By Esther Durand and Davion Smith, BVI News Staff
As the seven-day-old fire continues to smoulder at the Cox Heath dump on Tortola, the far-reaching and suffocating smoke is now forcing residents in surrounding communities out of their homes.
Standing from a vantage point of a hill in the area, smoke can be seen migrating from the dump and heading in a westerly direction.
“It is uncomfortable because we experienced it ourselves so we know it is not good for the people down there. Especially the people who live in Towers and Romney Estate, Belmont, Spyglass Hill, Capoon’s Bay, and West End,” Chief Environmental Health Officer Lionel Michael told BVI News on Tuesday, May 15.
“People are trying to cope with the situation and they do all they can. Some people close windows, some people have been moving out of the area temporarily and going to other places because they just can’t take it.”
According to Michael, the fire is worrisome for his department.
“We are very concerned. The type of waste going to the site is likely to release several types of gases and substances which are not good for the health of the people. Some people have underlying conditions that the smoke aggravate. We want the fire to be extinguished in a matter of haste,” he said.
The Chief Environmental Health Officer said local authorities recently conducted a ‘rapid survey’ of the communities that are being affected. Eighty households were surveyed between Saturday to Monday, Michael told BVI News.
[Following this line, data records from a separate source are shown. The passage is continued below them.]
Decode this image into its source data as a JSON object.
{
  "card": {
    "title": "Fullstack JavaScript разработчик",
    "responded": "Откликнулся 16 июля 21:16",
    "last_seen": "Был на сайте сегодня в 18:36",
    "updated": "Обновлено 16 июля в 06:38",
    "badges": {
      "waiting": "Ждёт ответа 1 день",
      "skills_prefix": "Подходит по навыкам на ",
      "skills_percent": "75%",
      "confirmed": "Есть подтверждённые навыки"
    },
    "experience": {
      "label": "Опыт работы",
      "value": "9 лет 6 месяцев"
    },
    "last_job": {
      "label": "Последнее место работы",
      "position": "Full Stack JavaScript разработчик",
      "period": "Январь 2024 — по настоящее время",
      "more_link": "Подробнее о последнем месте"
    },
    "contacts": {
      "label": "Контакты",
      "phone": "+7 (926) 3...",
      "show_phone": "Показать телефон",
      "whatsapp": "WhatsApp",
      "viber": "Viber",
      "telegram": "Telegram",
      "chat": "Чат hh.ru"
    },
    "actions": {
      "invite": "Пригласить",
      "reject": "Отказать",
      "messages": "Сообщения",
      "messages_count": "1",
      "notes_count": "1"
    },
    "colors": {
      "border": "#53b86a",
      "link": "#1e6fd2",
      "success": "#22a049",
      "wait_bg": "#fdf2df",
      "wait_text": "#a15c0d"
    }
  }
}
He said a report has been submitted to the Ministry of Health for review.
“The findings were not alarming, they were what we expected. People are reporting stuffiness, coughing, headaches, and general symptoms.”
Further tests coming
In the meantime, the Environmental Health Department is seeking to do further tests.
“We did some basic tests — carbon dioxide, carbon monoxide and so on and we didn’t find anything alarming in the area. But we would like to do more specialized testing in the air, soil, and vegetation,” he said.
The specialized testing will give a clearer indication of the scope of the fire and its impacts, Michael said. He further said local authorities will be seeking help regionally to have testing done.
Since the fire started last Wednesday, local fire officers have been at the dump 24/7.
They have been trying to monitor and contain the blaze by digging a trench around it and pumping thousands of gallons of seawater into it.